Each herbal essential oil was further examined for its Minimum Inhibitory Concentration (MIC) and Minimum Bactericidal Concentration (MBC) against both cariogenic bacteria by broth microdilution method with some modification [19]. In brief, each herbal essential oil was 2-fold serially diluted with 10% DMSO in Phosphate-Buffered Saline (PBS) to obtain concentrations ranging from 20% to 0.04% (v/v). The cariogenic bacteria were prepared as mentioned previously. Each well of a 96-flat bottom well polystyrene plate (substratum) was filled with 15μL of bacterial suspension in BHI (5x106 CFU/mL). Then, a 135μL of each concentration of herbal essential oil (columns 1-10), 0.2% chlorhexidine in BHI (column 11) and 10% DMSO (column 12) was added and designated as tests, positive and negative controls, respectively. The plate was incubated at 37°C with 5% CO2 for 24 hours. MIC was the lowest concentration of a certain herb required to impede the growth of cariogenic bacteria (visually clear well). Minimum bactericidal concentration (MBC), defined as the lowest concentration of herb capable of eliminating the tested organisms, was evaluated by transferring 25μL of the solution in each clear well to BHI agar and incubated in the environment described above for 24 hours. The experiment was done in triplicate each with three repeats.
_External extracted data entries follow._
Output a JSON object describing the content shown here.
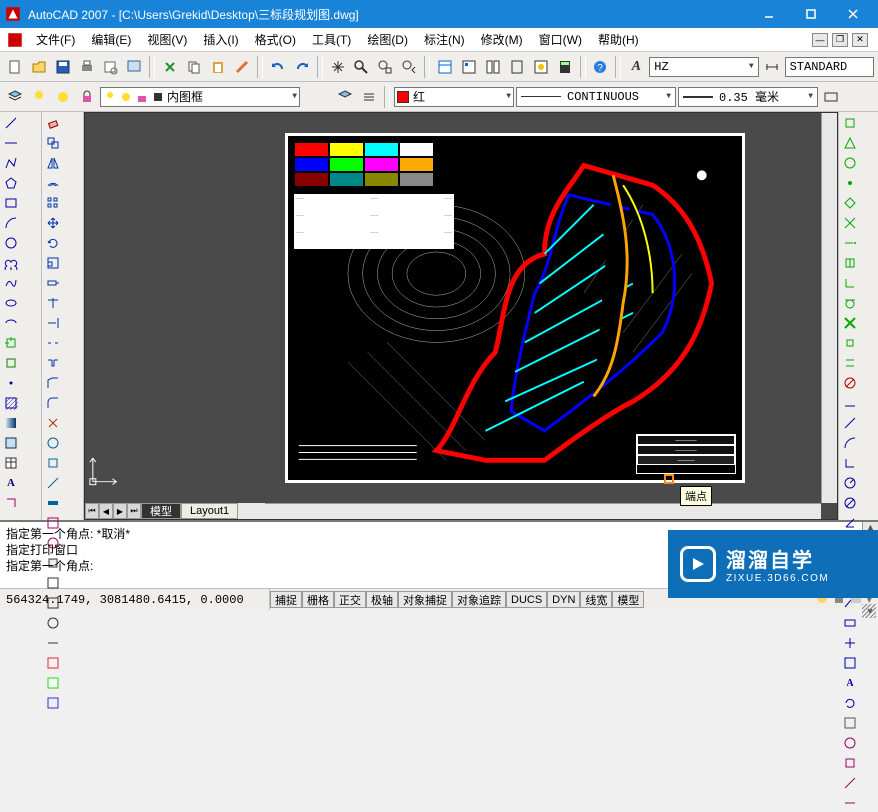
{
  "title": "AutoCAD 2007 - [C:\\Users\\Grekid\\Desktop\\三标段规划图.dwg]",
  "menu": [
    "文件(F)",
    "编辑(E)",
    "视图(V)",
    "插入(I)",
    "格式(O)",
    "工具(T)",
    "绘图(D)",
    "标注(N)",
    "修改(M)",
    "窗口(W)",
    "帮助(H)"
  ],
  "layer_selector": "内图框",
  "color_selector": "红",
  "linetype_selector": "CONTINUOUS",
  "lineweight_selector": "0.35 毫米",
  "textstyle_label": "A",
  "textstyle_value": "HZ",
  "standard_label": "STANDARD",
  "tabs": {
    "model": "模型",
    "layout1": "Layout1"
  },
  "command_lines": [
    "指定第一个角点: *取消*",
    "指定打印窗口",
    "",
    "指定第一个角点:"
  ],
  "tooltip": "端点",
  "coords": "564324.1749, 3081480.6415, 0.0000",
  "status_buttons": [
    "捕捉",
    "栅格",
    "正交",
    "极轴",
    "对象捕捉",
    "对象追踪",
    "DUCS",
    "DYN",
    "线宽",
    "模型"
  ],
  "watermark": {
    "name": "溜溜自学",
    "url": "ZIXUE.3D66.COM"
  }
}
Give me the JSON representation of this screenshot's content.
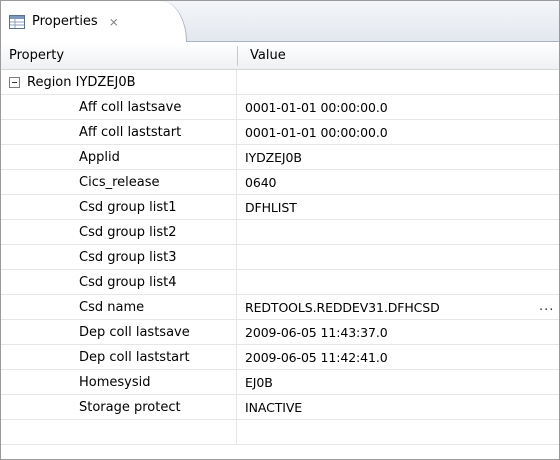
{
  "tab": {
    "icon": "properties-table-icon",
    "label": "Properties",
    "close_glyph": "⨯"
  },
  "columns": {
    "property": "Property",
    "value": "Value"
  },
  "group": {
    "label": "Region IYDZEJ0B"
  },
  "rows": [
    {
      "property": "Aff coll lastsave",
      "value": "0001-01-01 00:00:00.0"
    },
    {
      "property": "Aff coll laststart",
      "value": "0001-01-01 00:00:00.0"
    },
    {
      "property": "Applid",
      "value": "IYDZEJ0B"
    },
    {
      "property": "Cics_release",
      "value": "0640"
    },
    {
      "property": "Csd group list1",
      "value": "DFHLIST"
    },
    {
      "property": "Csd group list2",
      "value": ""
    },
    {
      "property": "Csd group list3",
      "value": ""
    },
    {
      "property": "Csd group list4",
      "value": ""
    },
    {
      "property": "Csd name",
      "value": "REDTOOLS.REDDEV31.DFHCSD",
      "more": "..."
    },
    {
      "property": "Dep coll lastsave",
      "value": "2009-06-05 11:43:37.0"
    },
    {
      "property": "Dep coll laststart",
      "value": "2009-06-05 11:42:41.0"
    },
    {
      "property": "Homesysid",
      "value": "EJ0B"
    },
    {
      "property": "Storage protect",
      "value": "INACTIVE"
    }
  ]
}
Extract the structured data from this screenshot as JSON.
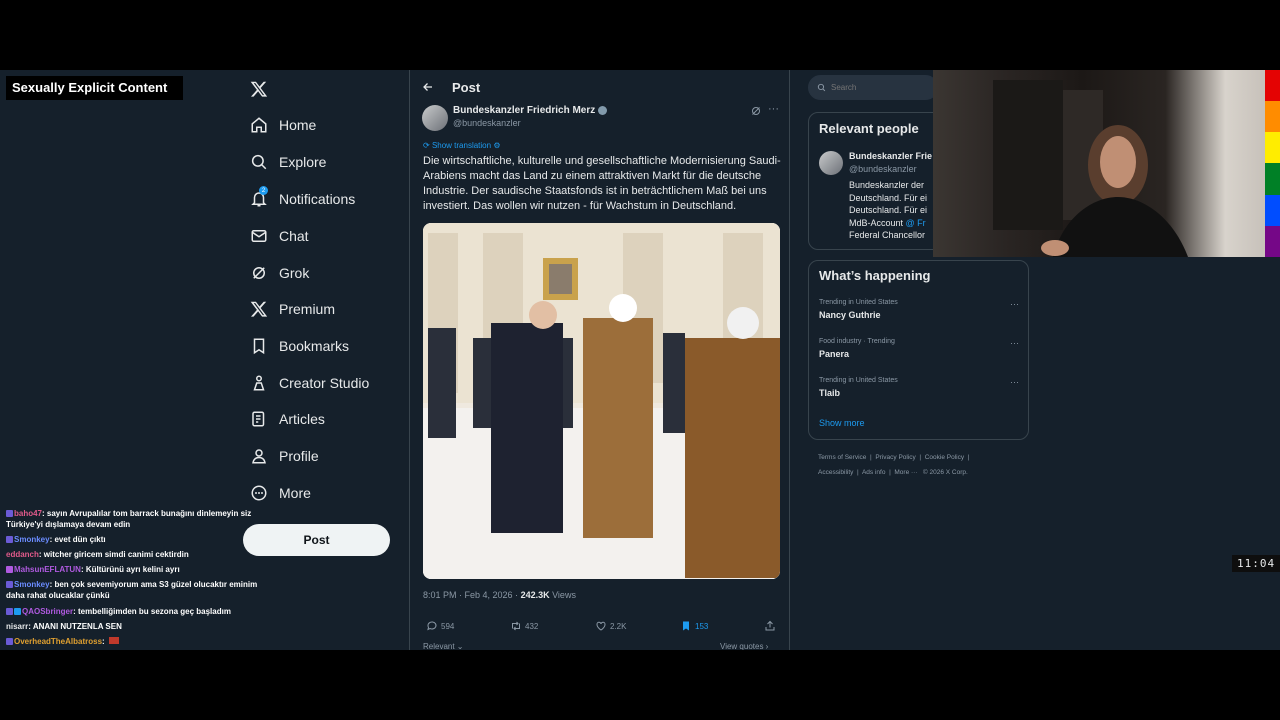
{
  "overlay": {
    "explicit_badge": "Sexually Explicit Content",
    "chat": [
      {
        "user": "baho47",
        "color": "#e05a8a",
        "text": "sayın Avrupalılar tom barrack bunağını dinlemeyin siz Türkiye'yi dışlamaya devam edin"
      },
      {
        "user": "Smonkey",
        "color": "#6b8cff",
        "text": "evet dün çıktı"
      },
      {
        "user": "eddanch",
        "color": "#e05a8a",
        "text": "witcher giricem simdi canimi cektirdin"
      },
      {
        "user": "MahsunEFLATUN",
        "color": "#b05ae0",
        "text": "Kültürünü ayrı kelini ayrı"
      },
      {
        "user": "Smonkey",
        "color": "#6b8cff",
        "text": "ben çok sevemiyorum ama S3 güzel olucaktır eminim daha rahat olucaklar çünkü"
      },
      {
        "user": "QAOSbringer",
        "color": "#b05ae0",
        "text": "tembelliğimden bu sezona geç başladım"
      },
      {
        "user": "nisarr",
        "color": "#e7e9ea",
        "text": "ANANI NUTZENLA SEN"
      },
      {
        "user": "OverheadTheAlbatross",
        "color": "#e0a030",
        "text": ""
      }
    ],
    "clock": "11:04"
  },
  "nav": {
    "items": [
      {
        "label": "Home",
        "icon": "home-icon"
      },
      {
        "label": "Explore",
        "icon": "search-icon"
      },
      {
        "label": "Notifications",
        "icon": "bell-icon"
      },
      {
        "label": "Chat",
        "icon": "mail-icon"
      },
      {
        "label": "Grok",
        "icon": "grok-icon"
      },
      {
        "label": "Premium",
        "icon": "x-icon"
      },
      {
        "label": "Bookmarks",
        "icon": "bookmark-icon"
      },
      {
        "label": "Creator Studio",
        "icon": "creator-icon"
      },
      {
        "label": "Articles",
        "icon": "articles-icon"
      },
      {
        "label": "Profile",
        "icon": "person-icon"
      },
      {
        "label": "More",
        "icon": "more-icon"
      }
    ],
    "notification_count": "2",
    "post_button": "Post"
  },
  "post": {
    "header_title": "Post",
    "author_name": "Bundeskanzler Friedrich Merz",
    "author_handle": "@bundeskanzler",
    "show_translation": "Show translation",
    "text": "Die wirtschaftliche, kulturelle und gesellschaftliche Modernisierung Saudi-Arabiens macht das Land zu einem attraktiven Markt für die deutsche Industrie. Der saudische Staatsfonds ist in beträchtlichem Maß bei uns investiert. Das wollen wir nutzen - für Wachstum in Deutschland.",
    "timestamp": "8:01 PM · Feb 4, 2026 · ",
    "views_count": "242.3K",
    "views_label": " Views",
    "replies": "594",
    "reposts": "432",
    "likes": "2.2K",
    "bookmarks": "153",
    "relevant_peek": "Relevant ⌄",
    "view_quotes_peek": "View quotes ›"
  },
  "right": {
    "search_placeholder": "Search",
    "relevant_people_title": "Relevant people",
    "person_name": "Bundeskanzler Frie",
    "person_handle": "@bundeskanzler",
    "person_bio_lines": [
      "Bundeskanzler der",
      "Deutschland. Für ei",
      "Deutschland. Für ei",
      "MdB-Account",
      "Federal Chancellor"
    ],
    "person_bio_link": "@ Fr",
    "whats_happening_title": "What’s happening",
    "trends": [
      {
        "category": "Trending in United States",
        "name": "Nancy Guthrie"
      },
      {
        "category": "Food industry · Trending",
        "name": "Panera"
      },
      {
        "category": "Trending in United States",
        "name": "Tlaib"
      }
    ],
    "show_more": "Show more",
    "footer_row1": [
      "Terms of Service",
      "Privacy Policy",
      "Cookie Policy"
    ],
    "footer_row2": [
      "Accessibility",
      "Ads info",
      "More ···",
      "© 2026 X Corp."
    ]
  },
  "colors": {
    "background": "#15202b",
    "accent": "#1d9bf0",
    "border": "#38444d",
    "muted": "#8b98a5",
    "pride": [
      "#e40303",
      "#ff8c00",
      "#ffed00",
      "#008026",
      "#004dff",
      "#750787"
    ]
  }
}
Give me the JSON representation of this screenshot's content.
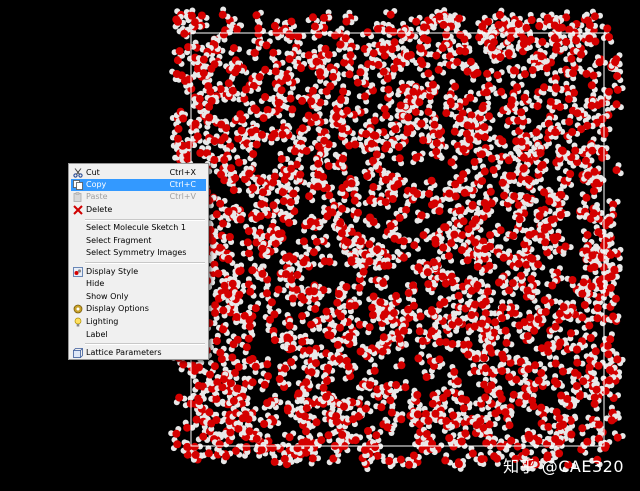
{
  "context_menu": {
    "items": [
      {
        "label": "Cut",
        "shortcut": "Ctrl+X",
        "icon": "scissors-icon",
        "state": "normal"
      },
      {
        "label": "Copy",
        "shortcut": "Ctrl+C",
        "icon": "copy-icon",
        "state": "selected"
      },
      {
        "label": "Paste",
        "shortcut": "Ctrl+V",
        "icon": "paste-icon",
        "state": "disabled"
      },
      {
        "label": "Delete",
        "shortcut": "",
        "icon": "delete-x-icon",
        "state": "normal"
      },
      {
        "label": "Select Molecule Sketch 1",
        "shortcut": "",
        "icon": "",
        "state": "normal"
      },
      {
        "label": "Select Fragment",
        "shortcut": "",
        "icon": "",
        "state": "normal"
      },
      {
        "label": "Select Symmetry Images",
        "shortcut": "",
        "icon": "",
        "state": "normal"
      },
      {
        "label": "Display Style",
        "shortcut": "",
        "icon": "display-style-icon",
        "state": "normal"
      },
      {
        "label": "Hide",
        "shortcut": "",
        "icon": "",
        "state": "normal"
      },
      {
        "label": "Show Only",
        "shortcut": "",
        "icon": "",
        "state": "normal"
      },
      {
        "label": "Display Options",
        "shortcut": "",
        "icon": "display-options-icon",
        "state": "normal"
      },
      {
        "label": "Lighting",
        "shortcut": "",
        "icon": "lighting-icon",
        "state": "normal"
      },
      {
        "label": "Label",
        "shortcut": "",
        "icon": "",
        "state": "normal"
      },
      {
        "label": "Lattice Parameters",
        "shortcut": "",
        "icon": "lattice-parameters-icon",
        "state": "normal"
      }
    ]
  },
  "watermark": "知乎 @CAE320",
  "colors": {
    "background": "#000000",
    "oxygen_atom": "#d40000",
    "hydrogen_atom": "#e8e8e8",
    "lattice_box": "#ffffff",
    "menu_highlight": "#3399ff"
  }
}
The culinary herb essential oils with potent antimicrobial property, especially against the planktonic S. mutans KPSK2 were finally examined for their anti-plaque effects against S. mutans biofilm which include preventive effect on the formation of bacterial biofilm in vitro and reductive effect on the pre-established biofilm, with minor modification [20].

Anti-plaque effects against S. mutans biofilm

Preventive effect on the formation of S. mutans biofilm in vitro [20]: A 96-well plate was firstly coated with 50μL of varied concentrations of herbal essential oils ranging from MIC, 2xMIC to 4xMIC, 0.2% chlorhexidine as well as BHI with 3% sucrose (BHI-S) and was designated as tests, positive and negative (untreated substratum) controls, respectively then the plate was incubated at 37°C in 5% CO2 incubator for different time-intervals (1, 2, 4, and 24 hours). Each well was emptied and washed twice with PBS, pH 7.2. The plate was then applied with 100 μL artificial saliva, incubated at room temperature for three hours and washed with PBS before applied with 200μL of S. mutans suspension containing 1x106 CFU/mL or BHI-S (blank control). This was then incubated aerobically with 5% CO2 at 37°C for 24 hours. The supernatant was gently decanted and washed with 200μL PBS. The bacterial biofilm was fixed with 100μL absolute methanol for 15 minute then air dried at room temperature. The biofilm was stained with 110 μL of 0.4% crystal violet solution for 30 min before rinsed thoroughly with tap water until the well of blank control appeared colorless. The biofilm mass was quantitated by the addition of 200μL of 95% ethanol, shaken for 30 minute, then 100μL of solution was transferred to a new 96-well plate and absorbance (optical density, OD) was measured at a wavelength of 596 nm [Table/Fig-1]. Preventive effect of the spice essential oils tested was interpolated to be the percentage of inhibition on the formation of bacterial biofilm by using the equation shown below. The experiment was done in triplicate each with three repeats.

Methodology to determine preventive effect of essential oil on the formation of S. mutans biofilm in vitro.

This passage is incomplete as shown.